The discussions over Foxconn are happening at the same time lawmakers are trying to reach a deal on a new two-year state budget, which is a month overdue. Walker said he wants “to see progress on the budget run parallel to” the work on Foxconn. The incentives package needs to be finalized by Sept. 30 and while the budget is late, state spending continues at current levels until there is a new deal.

The Foxconn bill includes $252 million in new borrowing backed by the state’s general fund to pay for rebuilding Interstate 94, which connects Milwaukee to Chicago and would run near where the Foxconn plant is considering building. Road funding, including how much to borrow for projects like the I-94 work, has been the biggest snag in reaching a budget deal.

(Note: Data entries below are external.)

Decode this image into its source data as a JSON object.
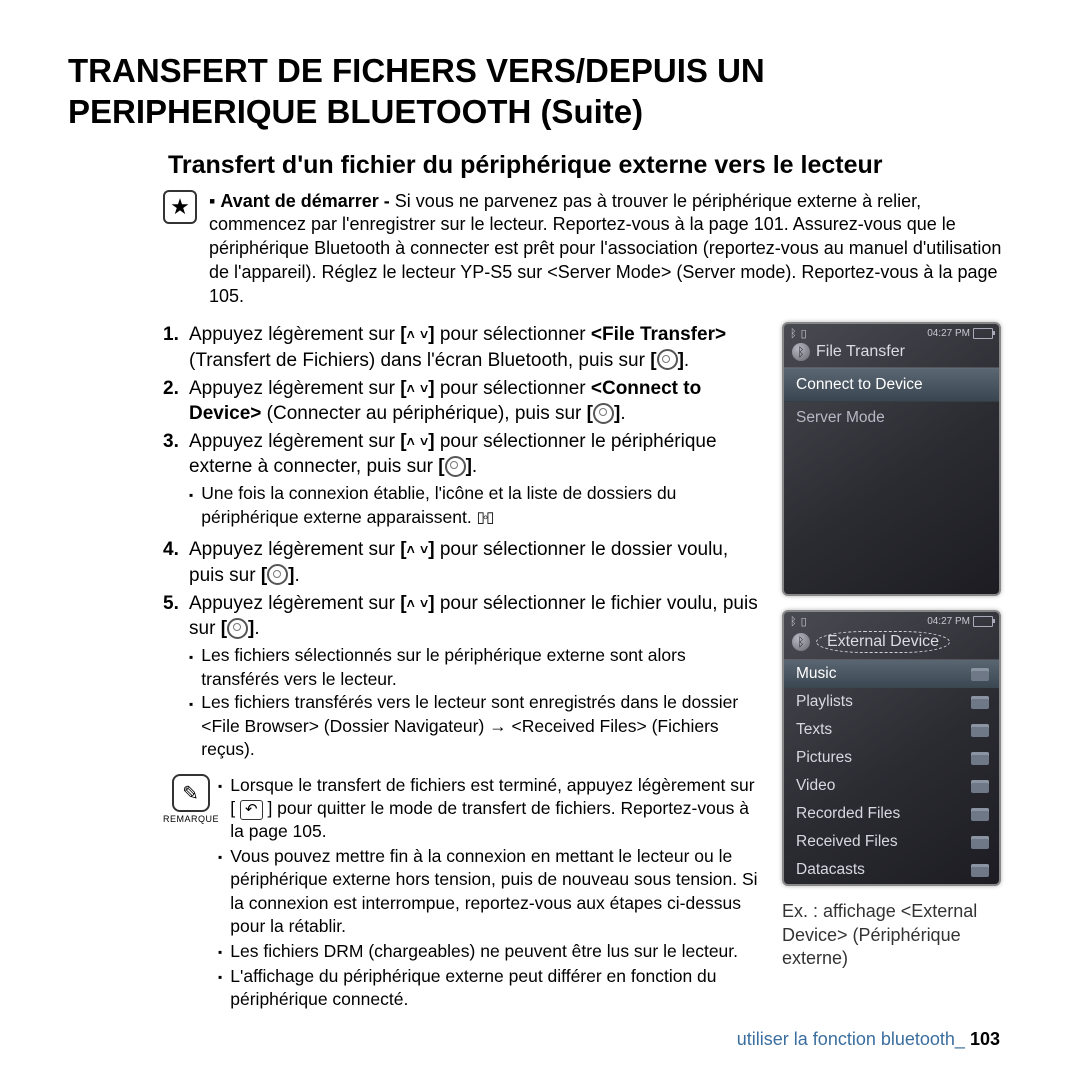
{
  "title": "TRANSFERT DE FICHERS VERS/DEPUIS UN PERIPHERIQUE BLUETOOTH (Suite)",
  "subtitle": "Transfert d'un fichier du périphérique externe vers le lecteur",
  "intro_bold": "Avant de démarrer -",
  "intro_rest": " Si vous ne parvenez pas à trouver le périphérique externe à relier, commencez par l'enregistrer sur le lecteur. Reportez-vous à la page 101. Assurez-vous que le périphérique Bluetooth à connecter est prêt pour l'association (reportez-vous au manuel d'utilisation de l'appareil). Réglez le lecteur YP-S5 sur <Server Mode> (Server mode). Reportez-vous à la page 105.",
  "steps": {
    "s1_a": "Appuyez légèrement sur ",
    "s1_b": " pour sélectionner ",
    "s1_bold": "<File Transfer>",
    "s1_c": " (Transfert de Fichiers) dans l'écran Bluetooth, puis sur ",
    "s2_a": "Appuyez légèrement sur ",
    "s2_b": " pour sélectionner ",
    "s2_bold": "<Connect to Device>",
    "s2_c": " (Connecter au périphérique), puis sur ",
    "s3_a": "Appuyez légèrement sur ",
    "s3_b": " pour sélectionner le périphérique externe à connecter, puis sur ",
    "s3_sub": "Une fois la connexion établie, l'icône et la liste de dossiers du périphérique externe apparaissent. ",
    "s4_a": "Appuyez légèrement sur ",
    "s4_b": " pour sélectionner le dossier voulu, puis sur ",
    "s5_a": "Appuyez légèrement sur ",
    "s5_b": " pour sélectionner le fichier voulu, puis sur ",
    "s5_sub1": "Les fichiers sélectionnés sur le périphérique externe sont alors transférés vers le lecteur.",
    "s5_sub2": "Les fichiers transférés vers le lecteur sont enregistrés dans le dossier <File Browser> (Dossier Navigateur) → <Received Files> (Fichiers reçus)."
  },
  "note_label": "REMARQUE",
  "notes": {
    "n1a": "Lorsque le transfert de fichiers est terminé, appuyez légèrement sur [ ",
    "n1b": " ] pour quitter le mode de transfert de fichiers. Reportez-vous à la page 105.",
    "n2": "Vous pouvez mettre fin à la connexion en mettant le lecteur ou le périphérique externe hors tension, puis de nouveau sous tension. Si la connexion est interrompue, reportez-vous aux étapes ci-dessus pour la rétablir.",
    "n3": "Les fichiers DRM (chargeables) ne peuvent être lus sur le lecteur.",
    "n4": "L'affichage du périphérique externe peut différer en fonction du périphérique connecté."
  },
  "device1": {
    "time": "04:27 PM",
    "header": "File Transfer",
    "items": [
      "Connect to Device",
      "Server Mode"
    ],
    "selected_index": 0
  },
  "device2": {
    "time": "04:27 PM",
    "header": "External Device",
    "items": [
      "Music",
      "Playlists",
      "Texts",
      "Pictures",
      "Video",
      "Recorded Files",
      "Received Files",
      "Datacasts"
    ],
    "selected_index": 0
  },
  "caption": "Ex. : affichage <External Device> (Périphérique externe)",
  "footer_text": "utiliser la fonction bluetooth_",
  "footer_page": "103"
}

The state could only spend money from the borrowing if it receives additional federal money for the I-94 work, which Walker has previously said he would seek.

The measure also commits the state to paying 40 percent of local governments’ expenses in building infrastructure, such as roads and sewers for the plant “if ever called upon to do so.” The commitment would kick in only if the state Department of Administration secretary had approved the locals’ spending before it takes place.

Concerns have been raised both about the cost to taxpayers and other provisions designed to accommodate Foxconn, like the waiving of numerous environmental permitting requirements and other regulations.

But Walker insisted Tuesday that the company still has “to abide by all the rules of the federal government in the same way they have to abide by the laws of the state.”

Foxconn plans to produce liquid-crystal display panels that are used in televisions and computer screens at a location in southeastern Wisconsin that’s yet to be announced.